How to convert complex text document to single character string


I have a manuscript and would like to extract all citations from it using regex. Working on a test sample from the manuscript I've developed a regex--see here: Regex in R: How to extract citations from manuscript. It works flawlessly on the sample, called samp:

str_extract_all(samp, "\\([A-Za-z][^)]*\\d{4};|;\\s[A-Za-z][^)]*\\d{4}\\)|\\([A-Za-z][^)]*\\d{4}.*?\\)|\\b[A-Z][a-z].*\\([^A-Za-z)]\\w.*?\\)|\\b[A-Z][a-z].*\\(forthcoming\\)|\\b[A-Z][a-z].*\\(in preparation\\)|\\([A-Za-z][^);]*\\d{4}|(?<=;\\s)[A-Za-z][^);]*\\d{4}")

BUT: the regex does not work well on the actual manuscript (which is obviously larger and may feature a more complex internal structure than the sample) because, unlike the sample, I cannot convert the manuscript into a single, coherent character string.

I've tried to read-in the document thus:

read.table([my path], header = F,  sep = "\n", fill = F, stringsAsFactors = F, strip.white = T)

and I've used paste to fuse it all together:

paste0(manuscript$V1, collapse = "")

but the resulting object still has internal divisions that prevent the regex working seamlessly on the whole document.

So how can the manuscript be read-in or post-processed in such a way that it constitutes a single uninterrupted string of characters?

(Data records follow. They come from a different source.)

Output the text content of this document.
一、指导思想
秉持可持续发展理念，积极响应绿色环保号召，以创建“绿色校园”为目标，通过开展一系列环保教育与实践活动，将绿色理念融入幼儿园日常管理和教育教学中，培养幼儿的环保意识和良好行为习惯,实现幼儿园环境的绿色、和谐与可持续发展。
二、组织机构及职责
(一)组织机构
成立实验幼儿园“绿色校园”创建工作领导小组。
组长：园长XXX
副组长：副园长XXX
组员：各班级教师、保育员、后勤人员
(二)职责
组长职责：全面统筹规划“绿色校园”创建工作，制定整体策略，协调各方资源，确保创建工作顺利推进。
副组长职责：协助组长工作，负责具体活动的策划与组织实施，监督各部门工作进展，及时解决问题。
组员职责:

Help with this question is much appreciated.


Solution

  • We can use readLines to get the content of the file as a list of lines which we in turn collapse to single uninterrupted string.

    manuscript <- paste0(readLines(path_to_file), collapse= "")
    

    Depending on the content of the file we would want to do some pre-processing before extracting the information. But this should get us the string in a form as shown in the sample in the question you linked in the post.